The AI technologies used by police are now also being rolled out to enhance surveillance by other repressive state agencies. Palantir has expanded into immigration, with one of its more recently acquired clients being the US Immigration and Customs Enforcement agency (ICE). The use of Palantir’s technologies to spy on undocumented immigrants has led to some of the biggest ICE raids in the country’s history. This includes raids on a series of chicken-processing plants in Mississippi in 2019, in which 680 people were arrested.
The clear evidence that these technologies offer no solution to the entrenched racism and other problems in policing has resulted in some resistance to the use of AI programs. The LAPD had to abandon Operation LASER in 2019 after ongoing pressure from Stop LAPD Spying Coalition activists. In recent years workers at Amazon, Microsoft and Google have demanded the companies stop supplying AI to the police, ICE and the military. And students at the University of California Berkeley stopped Palantir from coming on to their campus to hold recruiting sessions.

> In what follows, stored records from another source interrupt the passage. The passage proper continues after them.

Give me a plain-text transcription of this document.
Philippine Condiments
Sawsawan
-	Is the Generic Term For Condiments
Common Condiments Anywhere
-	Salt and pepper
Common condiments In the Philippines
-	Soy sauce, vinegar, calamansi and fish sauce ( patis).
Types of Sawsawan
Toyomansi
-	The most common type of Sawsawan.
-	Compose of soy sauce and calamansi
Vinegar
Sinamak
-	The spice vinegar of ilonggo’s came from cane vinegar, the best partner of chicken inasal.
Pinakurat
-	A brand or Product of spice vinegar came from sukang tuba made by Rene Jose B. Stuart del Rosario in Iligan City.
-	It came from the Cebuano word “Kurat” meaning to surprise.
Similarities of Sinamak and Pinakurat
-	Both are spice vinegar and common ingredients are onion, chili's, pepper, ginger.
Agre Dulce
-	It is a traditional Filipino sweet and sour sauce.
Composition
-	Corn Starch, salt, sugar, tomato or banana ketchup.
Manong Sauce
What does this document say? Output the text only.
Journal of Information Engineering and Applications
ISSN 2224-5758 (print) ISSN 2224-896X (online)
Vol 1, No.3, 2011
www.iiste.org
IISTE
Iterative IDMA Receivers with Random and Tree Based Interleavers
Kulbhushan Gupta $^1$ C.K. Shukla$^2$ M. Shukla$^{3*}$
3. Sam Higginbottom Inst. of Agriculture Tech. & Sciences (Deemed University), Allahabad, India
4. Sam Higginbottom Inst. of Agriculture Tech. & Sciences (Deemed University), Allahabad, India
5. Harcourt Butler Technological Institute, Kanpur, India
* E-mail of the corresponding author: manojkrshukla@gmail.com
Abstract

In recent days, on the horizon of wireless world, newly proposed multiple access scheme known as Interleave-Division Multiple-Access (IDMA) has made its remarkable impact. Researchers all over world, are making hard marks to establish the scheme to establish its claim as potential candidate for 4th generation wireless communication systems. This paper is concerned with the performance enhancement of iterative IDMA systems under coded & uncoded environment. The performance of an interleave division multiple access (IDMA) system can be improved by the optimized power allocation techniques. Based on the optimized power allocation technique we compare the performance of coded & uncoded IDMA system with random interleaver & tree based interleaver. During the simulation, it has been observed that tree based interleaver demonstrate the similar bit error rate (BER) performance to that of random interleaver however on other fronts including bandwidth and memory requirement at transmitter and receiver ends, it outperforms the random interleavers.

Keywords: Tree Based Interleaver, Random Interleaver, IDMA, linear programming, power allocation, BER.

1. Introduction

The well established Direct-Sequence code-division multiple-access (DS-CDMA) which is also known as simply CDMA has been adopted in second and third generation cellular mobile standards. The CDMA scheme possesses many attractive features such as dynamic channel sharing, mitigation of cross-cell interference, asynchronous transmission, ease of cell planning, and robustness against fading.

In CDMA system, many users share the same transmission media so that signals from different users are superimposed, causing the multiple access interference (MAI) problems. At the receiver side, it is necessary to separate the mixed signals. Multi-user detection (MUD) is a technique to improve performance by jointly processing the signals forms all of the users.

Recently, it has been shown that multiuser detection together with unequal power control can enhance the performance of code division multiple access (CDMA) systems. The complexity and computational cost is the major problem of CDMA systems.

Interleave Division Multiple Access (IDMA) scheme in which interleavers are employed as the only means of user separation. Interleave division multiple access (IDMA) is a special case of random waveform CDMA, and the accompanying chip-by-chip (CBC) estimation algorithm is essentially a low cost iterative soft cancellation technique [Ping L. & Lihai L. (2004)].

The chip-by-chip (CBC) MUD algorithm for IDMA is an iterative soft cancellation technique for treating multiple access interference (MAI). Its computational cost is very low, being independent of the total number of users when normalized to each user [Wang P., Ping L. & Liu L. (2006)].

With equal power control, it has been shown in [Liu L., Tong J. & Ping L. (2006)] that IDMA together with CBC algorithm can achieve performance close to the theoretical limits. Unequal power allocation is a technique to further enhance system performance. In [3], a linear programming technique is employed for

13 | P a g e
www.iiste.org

These activists are right to resist the use of AI technology by the police and other repressive agencies. Policing is rotten because it is an essential part of a rotten capitalist system—which uses the ongoing surveillance and repression of the working class and poor communities to ensure that the rich stay rich. AI in policing can only contribute to, not solve, the injustices of modern policing. It doesn’t matter whether a cop is armed with a gun or with a computer, we have to take a stand against them all.